27 de agosto de 2026 - 18:00

Salió de Siberia en 2004 para volver a su casa en Inglaterra en bicicleta y tardó más de 3 años: atravesó 28 países y recorrió 50.000 km

Rob Lilwall dejó su trabajo como profesor de Geografía y voló con su bicicleta hasta el extremo oriental de Rusia.

En 2004, Rob Lilwall tomó un vuelo de ida hacia Siberia llevando consigo una bicicleta. Había trabajado como profesor de Geografía en Inglaterra y buscaba una aventura importante antes de regresar a su casa. Lo que imaginó como un viaje extraordinario terminó convirtiéndose en 50.000 kilómetros de pedaleo durante más de tres años.

El punto de partida estuvo en Magadán, en el extremo oriental ruso, una región donde en esa época del año las temperaturas podían descender hasta los -40 °C. Desde allí, Lilwall comenzó un recorrido que no eligió precisamente la ruta más corta hacia Londres.

Un regreso a Inglaterra que atravesó medio planeta

Su propio sitio registra un trayecto por Japón, Corea, China, Filipinas, Papúa Nueva Guinea y Australia, antes de continuar por Asia Central y finalmente Europa. También pasó por Tíbet y Afganistán, dos de las etapas que más tarde se convertirían en parte central de su libro Cycling Home from Siberia.

El South China Morning Post contabilizó 28 países a lo largo de unos 50.000 kilómetros, mientras las publicaciones oficiales de su libro describen la duración total como aproximadamente tres años y medio.

No se trató, además, de pedalear de manera completamente continua sobre tierra. Para conectar islas y continentes, Lilwall debió transportar la bicicleta en barcos, y él mismo recuerda haber conseguido viajes en distintas embarcaciones durante la expedición.

Papúa Nueva Guinea, el Tíbet y Afganistán fueron parte del desvío

Uno de los aspectos más particulares de la ruta es que no buscó minimizar riesgos ni kilómetros. Atravesó las selvas de Papúa Nueva Guinea, cruzó los Himalayas y pasó por el Hindu Kush afgano en una época especialmente compleja para viajar por esa región.

Durante el recorrido soportó inviernos siberianos de 40 grados bajo cero, fue robado y atravesó condiciones climáticas extremas.
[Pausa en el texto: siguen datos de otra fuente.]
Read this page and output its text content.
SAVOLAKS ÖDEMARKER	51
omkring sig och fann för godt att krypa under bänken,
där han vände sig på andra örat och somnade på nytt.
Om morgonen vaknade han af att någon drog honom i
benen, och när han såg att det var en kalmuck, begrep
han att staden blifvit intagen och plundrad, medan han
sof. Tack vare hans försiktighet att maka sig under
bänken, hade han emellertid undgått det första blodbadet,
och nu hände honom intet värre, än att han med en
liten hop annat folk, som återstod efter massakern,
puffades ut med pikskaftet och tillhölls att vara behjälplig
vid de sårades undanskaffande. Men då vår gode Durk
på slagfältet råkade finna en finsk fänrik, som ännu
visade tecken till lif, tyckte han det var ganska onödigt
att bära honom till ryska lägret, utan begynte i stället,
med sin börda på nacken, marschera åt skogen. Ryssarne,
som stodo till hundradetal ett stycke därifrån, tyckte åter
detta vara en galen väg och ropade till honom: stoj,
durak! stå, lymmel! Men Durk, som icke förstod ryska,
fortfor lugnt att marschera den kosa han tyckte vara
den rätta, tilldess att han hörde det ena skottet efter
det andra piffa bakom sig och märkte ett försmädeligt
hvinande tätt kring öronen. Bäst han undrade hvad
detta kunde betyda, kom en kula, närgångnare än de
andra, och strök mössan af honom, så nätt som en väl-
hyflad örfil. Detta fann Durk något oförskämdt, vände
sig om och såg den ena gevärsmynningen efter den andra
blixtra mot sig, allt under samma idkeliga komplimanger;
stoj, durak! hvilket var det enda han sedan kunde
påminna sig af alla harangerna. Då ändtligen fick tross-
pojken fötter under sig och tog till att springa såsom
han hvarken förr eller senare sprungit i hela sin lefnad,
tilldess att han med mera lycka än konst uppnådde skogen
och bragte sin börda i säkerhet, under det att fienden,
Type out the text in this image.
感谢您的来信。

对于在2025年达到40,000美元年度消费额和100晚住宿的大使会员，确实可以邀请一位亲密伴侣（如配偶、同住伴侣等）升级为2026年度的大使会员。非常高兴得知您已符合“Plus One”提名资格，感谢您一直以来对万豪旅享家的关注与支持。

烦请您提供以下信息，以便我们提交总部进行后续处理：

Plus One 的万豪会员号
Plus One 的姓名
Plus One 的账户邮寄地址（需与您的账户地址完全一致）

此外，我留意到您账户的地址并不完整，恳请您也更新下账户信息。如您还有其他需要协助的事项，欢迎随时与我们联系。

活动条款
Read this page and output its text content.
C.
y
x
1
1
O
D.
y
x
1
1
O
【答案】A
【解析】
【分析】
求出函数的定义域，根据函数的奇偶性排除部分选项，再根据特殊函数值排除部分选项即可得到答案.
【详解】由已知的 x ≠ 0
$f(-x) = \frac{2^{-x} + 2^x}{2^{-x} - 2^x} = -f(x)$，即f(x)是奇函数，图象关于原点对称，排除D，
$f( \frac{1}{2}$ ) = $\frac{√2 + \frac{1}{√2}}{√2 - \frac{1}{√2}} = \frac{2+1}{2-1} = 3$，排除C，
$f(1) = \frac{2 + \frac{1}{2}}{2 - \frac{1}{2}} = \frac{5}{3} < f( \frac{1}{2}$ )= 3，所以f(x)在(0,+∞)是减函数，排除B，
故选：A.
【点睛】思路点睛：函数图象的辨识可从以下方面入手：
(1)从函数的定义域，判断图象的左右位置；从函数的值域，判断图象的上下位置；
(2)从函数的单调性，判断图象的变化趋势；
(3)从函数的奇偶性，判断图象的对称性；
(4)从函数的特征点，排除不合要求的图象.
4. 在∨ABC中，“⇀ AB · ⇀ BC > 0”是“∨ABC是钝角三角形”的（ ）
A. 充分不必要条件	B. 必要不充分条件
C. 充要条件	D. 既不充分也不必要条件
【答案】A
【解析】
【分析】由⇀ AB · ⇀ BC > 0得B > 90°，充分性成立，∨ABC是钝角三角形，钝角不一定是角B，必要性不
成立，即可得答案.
En Australia, por ejemplo, su travesía coincidió con un ciclón.

El viaje tuvo también una particularidad tecnológica: Lilwall llevaba una cámara y filmaba gran parte de la experiencia por su cuenta, en ocasiones apoyándola sobre piedras y pedaleando frente a ella. Ese material posteriormente se convirtió en una serie para National Geographic.

La bicicleta también terminó teniendo nombre propio

Lilwall llamó “Alanis” a su bicicleta, en referencia a Alanis Morissette. Durante más de tres años fue el elemento que lo acompañó desde el este de Siberia hasta Londres y terminó apareciendo después en libros, entrevistas y documentales sobre la expedición.

La experiencia modificó además su carrera. Al regresar no retomó simplemente su antigua vida como profesor: publicó Cycling Home from Siberia, protagonizó producciones televisivas y comenzó a trabajar como conferencista, utilizando las experiencias del viaje para hablar de riesgo, adaptación y resiliencia.